The research team evaluated the relationship between maternal DHA omega-3 status at the time of the infants’ birth and the subsequent attentional functioning of their toddlers at 12 and 18 months. This research was of particular interest since DHA is considered to be physiologically-essential in neuronal tissue at appropriate concentrations to support optimal cognitive functioning . Further, DHA levels increase markedly with brain development during the first 2 years of life and continue to increase thereafter based on measures in the cerebral cortex up to 18 years of age ( Brain Res.
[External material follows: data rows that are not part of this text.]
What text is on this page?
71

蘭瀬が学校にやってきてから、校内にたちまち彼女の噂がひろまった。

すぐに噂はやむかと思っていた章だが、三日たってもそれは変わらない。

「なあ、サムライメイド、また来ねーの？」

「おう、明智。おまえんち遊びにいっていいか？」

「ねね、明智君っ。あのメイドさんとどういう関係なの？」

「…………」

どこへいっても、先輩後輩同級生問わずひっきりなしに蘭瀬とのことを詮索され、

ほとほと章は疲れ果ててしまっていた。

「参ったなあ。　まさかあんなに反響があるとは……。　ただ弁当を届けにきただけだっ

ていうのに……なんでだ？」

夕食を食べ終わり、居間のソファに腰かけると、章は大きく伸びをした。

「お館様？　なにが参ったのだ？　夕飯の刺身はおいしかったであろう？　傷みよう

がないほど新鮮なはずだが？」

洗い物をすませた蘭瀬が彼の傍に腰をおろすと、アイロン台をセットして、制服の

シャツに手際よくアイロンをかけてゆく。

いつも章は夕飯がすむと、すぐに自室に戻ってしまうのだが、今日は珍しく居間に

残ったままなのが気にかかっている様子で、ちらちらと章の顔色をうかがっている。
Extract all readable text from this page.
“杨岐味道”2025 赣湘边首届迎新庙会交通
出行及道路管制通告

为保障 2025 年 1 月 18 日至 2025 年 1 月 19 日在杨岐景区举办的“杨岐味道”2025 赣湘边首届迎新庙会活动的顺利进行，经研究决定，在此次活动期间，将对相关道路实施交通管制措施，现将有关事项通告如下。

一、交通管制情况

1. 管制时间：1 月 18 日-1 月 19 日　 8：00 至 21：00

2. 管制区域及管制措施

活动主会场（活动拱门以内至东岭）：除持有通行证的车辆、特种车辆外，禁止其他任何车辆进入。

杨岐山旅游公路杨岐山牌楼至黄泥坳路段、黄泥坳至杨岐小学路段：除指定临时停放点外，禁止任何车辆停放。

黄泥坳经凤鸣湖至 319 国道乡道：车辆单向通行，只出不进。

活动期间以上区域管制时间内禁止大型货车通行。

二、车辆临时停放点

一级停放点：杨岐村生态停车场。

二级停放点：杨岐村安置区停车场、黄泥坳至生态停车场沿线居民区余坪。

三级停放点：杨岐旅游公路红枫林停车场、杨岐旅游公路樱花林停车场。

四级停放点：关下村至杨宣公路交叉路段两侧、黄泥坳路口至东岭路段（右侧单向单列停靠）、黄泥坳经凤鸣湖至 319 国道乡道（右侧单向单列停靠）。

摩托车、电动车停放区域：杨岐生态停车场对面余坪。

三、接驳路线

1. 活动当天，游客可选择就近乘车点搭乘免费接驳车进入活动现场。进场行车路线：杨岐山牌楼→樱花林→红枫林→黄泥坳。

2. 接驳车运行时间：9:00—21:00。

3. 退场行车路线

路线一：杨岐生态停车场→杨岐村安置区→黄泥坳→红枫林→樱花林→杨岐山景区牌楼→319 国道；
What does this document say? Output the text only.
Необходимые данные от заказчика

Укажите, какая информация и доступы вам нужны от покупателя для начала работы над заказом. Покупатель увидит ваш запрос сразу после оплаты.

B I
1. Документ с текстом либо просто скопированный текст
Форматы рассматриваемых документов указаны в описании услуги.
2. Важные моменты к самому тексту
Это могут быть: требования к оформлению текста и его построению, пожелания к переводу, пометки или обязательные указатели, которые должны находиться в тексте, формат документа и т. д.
Bull., 56: 79-85 (2001). In the present study, the DHA status of the mothers was determined by measuring DHA (via gas-liquid chromatographic procedures) in red blood cell (RBC) samples as prepared following blood collections at the time of birth . Toddler attention measures were conducted using different objects for the play-free tasks depending on the toddlers’ ages (12 or 18 months) as standardized by the experimenters. The measures included the total duration of looking, total number of episodes of inattention, average length of looks to the toys, and the total number of looks to the toys . The toddlers of mothers with a higher DHA status were found to be more attentive (more looking and fewer episodes of inattention ) that those from mothers with a lower DHA status. At 12 and 18 months, the total number of inattention episodes were lower by an average of 15 % and 30 % , respectively, in the toddlers from mothers with the higher DHA status. The authors conclude that their research findings support evidence for a link between DHA and cognitive development in infancy and early childhood.

Dr. Holub's Comments:

While no official recommended intake (DRI) has yet come forth from the National Academy , Institute of Medicine, Food and Nutrition Board (Washington , DC) for DHA as an essential dietary nutrient during pregnancy, the Essential Fatty Acid Workshop (held in 1999 in Bethesda , Maryland at the NIH) recommended a minimal daily intake of 300 mg DHA for mothers during pregnancy. More recently, the World Association of Perinatal Medicine , the Early Nutrition Academy, and the Child Health Foundation advised that pregnant women should aim to achieve a daily intake of at least 200 mg DHA (Koletzko et al., J. Perinat. Med., 36: 5-14 (2008). Such an intake is well above current average intakes for most pregnant women in North America.